Accelerator and F# (II.): The Game of Life on GPU

Conway's Game of Life

In the previous article, I introduced the Microsoft Research Accelerator library. It allows us to write computations with arrays in C# and execute them in parallel on multi-core CPU or more interestingly, using GPU shaders. In the previous artcile, we've seen how Accelerator works and how it can be accessed from F#. In this article, we'll look at one more interesting F# demo - we'll implement the famous Conway's Game of Life [1] using Accelerator. We'll use a v2 version of Accelerator which has been announced just recently and is available from Microsoft Connect [2].

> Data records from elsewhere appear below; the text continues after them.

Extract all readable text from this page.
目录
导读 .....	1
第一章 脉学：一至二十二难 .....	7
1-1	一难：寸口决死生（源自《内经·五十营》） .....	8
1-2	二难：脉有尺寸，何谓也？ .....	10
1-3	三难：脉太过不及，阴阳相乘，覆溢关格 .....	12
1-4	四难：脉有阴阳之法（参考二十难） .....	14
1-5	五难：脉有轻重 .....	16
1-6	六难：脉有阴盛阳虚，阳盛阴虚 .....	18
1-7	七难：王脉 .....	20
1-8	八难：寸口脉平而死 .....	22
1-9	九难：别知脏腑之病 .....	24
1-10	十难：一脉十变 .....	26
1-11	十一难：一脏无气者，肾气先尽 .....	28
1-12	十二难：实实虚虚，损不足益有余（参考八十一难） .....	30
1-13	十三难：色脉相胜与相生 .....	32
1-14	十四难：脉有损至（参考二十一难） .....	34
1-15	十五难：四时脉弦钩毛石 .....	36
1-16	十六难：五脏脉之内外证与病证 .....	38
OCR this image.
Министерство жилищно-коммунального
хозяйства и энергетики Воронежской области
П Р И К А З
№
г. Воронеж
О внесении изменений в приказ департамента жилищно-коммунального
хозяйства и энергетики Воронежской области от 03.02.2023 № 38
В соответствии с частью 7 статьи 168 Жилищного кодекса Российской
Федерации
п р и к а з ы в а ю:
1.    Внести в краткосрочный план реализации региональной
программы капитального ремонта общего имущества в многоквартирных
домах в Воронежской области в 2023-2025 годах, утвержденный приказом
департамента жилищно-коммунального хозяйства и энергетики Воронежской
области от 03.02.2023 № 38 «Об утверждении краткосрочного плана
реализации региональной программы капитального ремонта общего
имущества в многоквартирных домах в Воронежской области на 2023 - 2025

This article is the second one from a series about using Accelerator from F#. Today, we'll use Accelerator types directly from F# - this is the simplest possible approach and is very similar to the way you'd work with Accelerator in C#. However, we can use some nice F# features such as custom operators to make the code more readable. In the next article, we'll discuss a different approach - we'll look how to execute more "standard" F# code (that doesn't reference Accelerator explicitly) with Accelerator using F# quotations. The list of articles may change, but here is a list of articles that I'm currently planning to write:

Implementing the Game of Life

Game of Life Schema

The Game of Life is a zero-player game, which means that once we start it with some initial configuration, it will run without any other input. It runs on a square grid and looks like a cell or simple organism simulation. In each step, some of the organisms die and some new organisms appear, so we'll just need to calculate a new state of the grid. The game is truly amazing, because it has extremely simple set of rules, but can create fantastic and very complicated structures. In fact, it is Turing-complete, which (roughly) means that you could encode arbitrary computer program with its inputs as an initial configuration of the Game of Life and it would simulate the program. It would require some additional coding of inputs and outputs as well as an extremely large grid, but it is theoretically possible!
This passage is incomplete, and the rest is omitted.